Nuclear Storm
by Leo Kurtenbach
May 13, 2009
To the Editor,
Would it not make Canadians proud to state: "We [Canadians] no longer encourage, support or want to subsidize the production and sale of uranium?
We now know that our Saskatchewan uranium has, in the past, and most certainly is still being utilized to construct nuclear bombs, and will be the uranium fuel for the proposed nuclear power reactors of the future.
The depleted uranium [DU] is also being used to enhance the deadly power of the weapons of war.

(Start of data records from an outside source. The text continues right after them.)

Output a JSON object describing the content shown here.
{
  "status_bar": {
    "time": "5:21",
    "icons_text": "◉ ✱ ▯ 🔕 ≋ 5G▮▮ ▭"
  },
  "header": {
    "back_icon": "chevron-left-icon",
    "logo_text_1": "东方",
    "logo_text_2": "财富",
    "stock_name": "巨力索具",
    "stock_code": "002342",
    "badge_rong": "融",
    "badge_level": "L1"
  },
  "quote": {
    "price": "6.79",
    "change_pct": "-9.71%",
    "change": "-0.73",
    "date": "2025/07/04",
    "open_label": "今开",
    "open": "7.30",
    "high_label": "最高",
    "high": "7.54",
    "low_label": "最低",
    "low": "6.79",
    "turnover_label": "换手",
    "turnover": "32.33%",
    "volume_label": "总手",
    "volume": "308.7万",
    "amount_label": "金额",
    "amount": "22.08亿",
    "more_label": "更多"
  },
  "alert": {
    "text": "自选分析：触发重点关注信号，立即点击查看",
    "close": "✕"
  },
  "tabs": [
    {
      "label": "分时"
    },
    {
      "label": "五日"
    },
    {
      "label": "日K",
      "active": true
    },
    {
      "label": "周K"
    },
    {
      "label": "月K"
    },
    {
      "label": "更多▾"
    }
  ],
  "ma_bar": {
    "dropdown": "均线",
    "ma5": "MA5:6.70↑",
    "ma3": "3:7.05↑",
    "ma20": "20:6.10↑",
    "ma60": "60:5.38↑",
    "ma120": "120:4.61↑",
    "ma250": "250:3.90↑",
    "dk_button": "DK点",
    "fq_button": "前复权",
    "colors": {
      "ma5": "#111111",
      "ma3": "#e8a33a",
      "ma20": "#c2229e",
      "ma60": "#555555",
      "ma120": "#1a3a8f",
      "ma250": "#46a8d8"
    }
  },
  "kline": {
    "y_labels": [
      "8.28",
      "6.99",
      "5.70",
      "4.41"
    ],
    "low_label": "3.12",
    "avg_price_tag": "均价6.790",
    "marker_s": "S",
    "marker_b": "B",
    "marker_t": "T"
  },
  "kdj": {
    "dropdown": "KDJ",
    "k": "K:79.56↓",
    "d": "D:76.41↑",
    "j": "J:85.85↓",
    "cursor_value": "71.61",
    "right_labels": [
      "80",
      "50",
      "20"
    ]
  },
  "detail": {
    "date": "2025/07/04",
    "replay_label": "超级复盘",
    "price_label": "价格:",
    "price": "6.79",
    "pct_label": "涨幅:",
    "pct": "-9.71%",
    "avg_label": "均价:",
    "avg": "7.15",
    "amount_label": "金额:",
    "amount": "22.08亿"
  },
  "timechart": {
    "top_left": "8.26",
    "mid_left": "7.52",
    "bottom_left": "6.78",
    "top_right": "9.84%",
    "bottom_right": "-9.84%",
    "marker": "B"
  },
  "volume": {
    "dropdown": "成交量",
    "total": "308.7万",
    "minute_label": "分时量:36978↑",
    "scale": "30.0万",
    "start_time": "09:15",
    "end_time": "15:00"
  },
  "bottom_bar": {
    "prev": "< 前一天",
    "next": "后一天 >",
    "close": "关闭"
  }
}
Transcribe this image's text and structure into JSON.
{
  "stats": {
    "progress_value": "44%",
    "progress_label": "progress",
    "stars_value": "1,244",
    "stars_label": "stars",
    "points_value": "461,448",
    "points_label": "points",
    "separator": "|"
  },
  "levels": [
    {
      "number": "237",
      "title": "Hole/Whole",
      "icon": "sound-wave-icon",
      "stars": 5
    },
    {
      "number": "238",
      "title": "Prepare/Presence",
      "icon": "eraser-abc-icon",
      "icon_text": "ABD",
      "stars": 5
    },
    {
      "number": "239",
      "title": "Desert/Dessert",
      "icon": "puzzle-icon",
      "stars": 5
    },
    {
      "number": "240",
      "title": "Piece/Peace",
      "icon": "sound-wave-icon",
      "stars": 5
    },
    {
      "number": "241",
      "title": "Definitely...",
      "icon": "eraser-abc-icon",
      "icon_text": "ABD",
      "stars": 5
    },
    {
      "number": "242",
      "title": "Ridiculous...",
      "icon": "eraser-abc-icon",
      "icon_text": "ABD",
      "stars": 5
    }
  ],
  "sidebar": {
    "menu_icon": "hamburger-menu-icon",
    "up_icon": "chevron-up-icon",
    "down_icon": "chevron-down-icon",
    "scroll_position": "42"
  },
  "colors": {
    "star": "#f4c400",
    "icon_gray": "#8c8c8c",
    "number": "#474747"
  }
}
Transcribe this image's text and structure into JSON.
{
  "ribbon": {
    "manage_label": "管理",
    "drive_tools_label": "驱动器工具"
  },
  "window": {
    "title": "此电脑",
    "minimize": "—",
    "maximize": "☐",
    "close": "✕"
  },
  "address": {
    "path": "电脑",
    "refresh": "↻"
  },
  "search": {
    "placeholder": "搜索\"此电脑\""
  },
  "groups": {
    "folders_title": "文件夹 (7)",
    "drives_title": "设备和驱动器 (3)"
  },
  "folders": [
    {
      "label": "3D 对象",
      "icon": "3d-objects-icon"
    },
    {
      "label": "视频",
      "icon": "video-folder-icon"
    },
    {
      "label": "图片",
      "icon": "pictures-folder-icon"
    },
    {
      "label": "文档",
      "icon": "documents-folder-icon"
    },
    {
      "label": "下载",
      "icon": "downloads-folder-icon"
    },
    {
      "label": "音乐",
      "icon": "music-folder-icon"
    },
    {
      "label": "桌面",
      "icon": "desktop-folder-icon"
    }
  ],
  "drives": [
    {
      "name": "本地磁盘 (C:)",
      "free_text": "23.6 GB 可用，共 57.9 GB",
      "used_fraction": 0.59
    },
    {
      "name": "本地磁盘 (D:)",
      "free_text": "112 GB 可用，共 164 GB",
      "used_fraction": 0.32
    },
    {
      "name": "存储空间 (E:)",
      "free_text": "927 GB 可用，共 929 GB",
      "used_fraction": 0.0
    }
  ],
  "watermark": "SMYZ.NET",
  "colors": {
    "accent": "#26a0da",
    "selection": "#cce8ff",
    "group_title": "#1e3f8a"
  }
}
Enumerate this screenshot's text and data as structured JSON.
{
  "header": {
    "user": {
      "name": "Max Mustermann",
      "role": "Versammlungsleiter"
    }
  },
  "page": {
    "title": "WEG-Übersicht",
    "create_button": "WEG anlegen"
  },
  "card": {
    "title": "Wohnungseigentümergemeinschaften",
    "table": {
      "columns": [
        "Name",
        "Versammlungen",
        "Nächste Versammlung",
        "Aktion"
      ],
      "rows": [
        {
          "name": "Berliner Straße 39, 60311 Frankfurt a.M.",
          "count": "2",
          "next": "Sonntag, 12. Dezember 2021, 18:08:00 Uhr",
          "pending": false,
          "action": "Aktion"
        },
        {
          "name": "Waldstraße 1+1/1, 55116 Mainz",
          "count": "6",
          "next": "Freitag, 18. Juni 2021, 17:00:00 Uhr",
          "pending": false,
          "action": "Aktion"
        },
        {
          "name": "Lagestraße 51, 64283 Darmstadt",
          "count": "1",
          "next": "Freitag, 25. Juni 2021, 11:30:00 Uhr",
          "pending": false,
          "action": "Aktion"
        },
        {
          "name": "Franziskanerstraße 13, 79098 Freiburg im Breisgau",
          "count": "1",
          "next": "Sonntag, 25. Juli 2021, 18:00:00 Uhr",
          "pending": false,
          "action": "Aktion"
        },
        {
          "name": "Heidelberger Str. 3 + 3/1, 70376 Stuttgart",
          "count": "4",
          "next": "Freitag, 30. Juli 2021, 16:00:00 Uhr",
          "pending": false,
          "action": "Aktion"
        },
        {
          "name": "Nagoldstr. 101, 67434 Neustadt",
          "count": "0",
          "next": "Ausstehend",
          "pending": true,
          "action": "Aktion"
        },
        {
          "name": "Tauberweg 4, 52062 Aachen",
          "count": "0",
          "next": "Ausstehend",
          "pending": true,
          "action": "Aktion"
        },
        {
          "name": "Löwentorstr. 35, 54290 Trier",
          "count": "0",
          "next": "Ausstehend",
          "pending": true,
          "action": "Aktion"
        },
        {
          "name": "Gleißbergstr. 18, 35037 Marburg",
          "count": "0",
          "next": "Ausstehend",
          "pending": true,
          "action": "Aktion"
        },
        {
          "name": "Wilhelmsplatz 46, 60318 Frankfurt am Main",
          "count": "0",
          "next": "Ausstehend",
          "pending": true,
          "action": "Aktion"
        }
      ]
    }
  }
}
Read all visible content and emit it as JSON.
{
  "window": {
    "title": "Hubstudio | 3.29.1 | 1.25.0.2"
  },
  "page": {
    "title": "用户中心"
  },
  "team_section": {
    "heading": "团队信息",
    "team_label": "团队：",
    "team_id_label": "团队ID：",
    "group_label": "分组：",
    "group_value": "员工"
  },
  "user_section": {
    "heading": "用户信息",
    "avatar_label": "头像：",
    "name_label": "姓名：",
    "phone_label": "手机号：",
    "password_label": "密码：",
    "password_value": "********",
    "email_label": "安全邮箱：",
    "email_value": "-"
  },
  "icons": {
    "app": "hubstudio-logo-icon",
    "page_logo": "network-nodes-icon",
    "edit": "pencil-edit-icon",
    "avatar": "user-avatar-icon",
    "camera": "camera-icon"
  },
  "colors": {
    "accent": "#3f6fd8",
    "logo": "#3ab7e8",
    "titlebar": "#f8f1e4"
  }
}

NATO forces have used DU in Yugoslavia, Iraq and Afghanistan. Therefore, because of our claim to be democratic nations, we all are responsible for related health problems in the areas of armed conflict - particularly cancer among innocent civilians in the long term, especially children who are more vulnerable to the health risks due to the presence of DU. Of course, this is not meant to diminish the health risks to our own soldiers where DU weapons are in use.
Despite the propaganda and claims that nuclear power is "clean", there are over 100 separate chemicals produced and released into the environment only when nuclear weapons explode and nuclear reactors operate.
No doubt building reactors will create jobs, and resulting profits are deemed necessary for the corporations that are the proponents of nuclear power.
However, there remains the real danger of low-level radiation, the monster of waste disposal, and the possible horror that just one of the over a hundred aging nuclear power reactors in North America could be our first Chernobyl.
First of all, let us deal with the question of waste disposal.
The US has spent about $10 billion in their failed proposal to use the Yucca rock formation as the burial ground for their nuclear waste. 0ur beleaguered planet is littered with hundred of thousands of tonnes of unsafe nuclear waste materials.
When Chernobyl exploded 23 years ago, the city of Kiev eighty kilometers away was heavily dusted with radioactive debris. Dr. Alexy Yablokov, former president of the Centre for Russian Environmental Policy, estimated total death toll at 300,000. About ten years ago we were part of a group organized out of Brandon on a tour to Cuba. We were told by a doctor [a woman] at a children's hospital in Cuba, that Cuban health officials had taken in 30,000 children from the areas around Chernobyl for treatment due to radioactive exposure caused by the Chernobyl explosion. Cuba did this at their own expense.
According to a 2006 publication of the National Geographic Society stated that, as a result of the Chernobyl accident, there has been radioactive soil contamination of roughly an area of over 500 miles in diameter.
Why would we want to trap future generations with dangerous radioactive materials that mankind may never be able to undo or control?
After all, what is wrong with diligent onservation of our present energy resources, natural gas, hydro, wind, coal, water, fossil fuels, and the boundless energy of the sun?